Teardown and feasibility study of IronKey -- the most secure USB Flash drive

TL;DR

This paper conducts a detailed teardown and security evaluation of IronKey USB drives, the most secure devices with high-level certifications, revealing potential vulnerabilities and assessing their true security level.

Contribution

It provides the first public analysis of IronKey devices' hardware security, exposing potential flaws and comparing them with competitors to inform users and guide future research.

Findings

Potential hardware vulnerabilities identified

Comparison with competitor devices conducted

IronKey's security claims are critically evaluated

Abstract

There are many solutions for protecting user data on USB Flash drives. However, the family of IronKey devices was designed with the highest security expectations.
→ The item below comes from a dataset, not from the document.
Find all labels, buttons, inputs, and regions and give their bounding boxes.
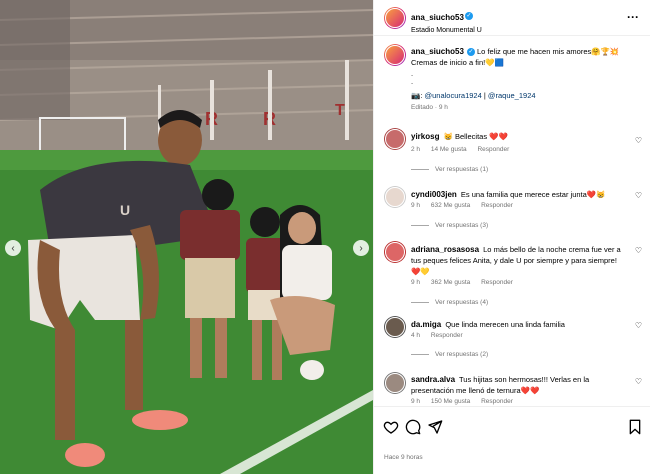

They are definitely standing above others by being certified to FIPS 140-2 Level 3 and also claimed as certified by NATO for Top-Secret use. Many encrypted USB drives had been evaluated and found insecure, however, no public research on IronKey devices was made. This feasibility study fills the gap by looking inside the IronKey family of devices. As a result the users of the IronKey devices could be assured about the real level of the security protection they get. Several generations of devices from IronKey family and competitors are teared down, their hardware solutions discussed and evaluated for possible attacks. Some potential flaws are exposed and those findings are likely to stimulate further research into specific solutions aimed to protect user data.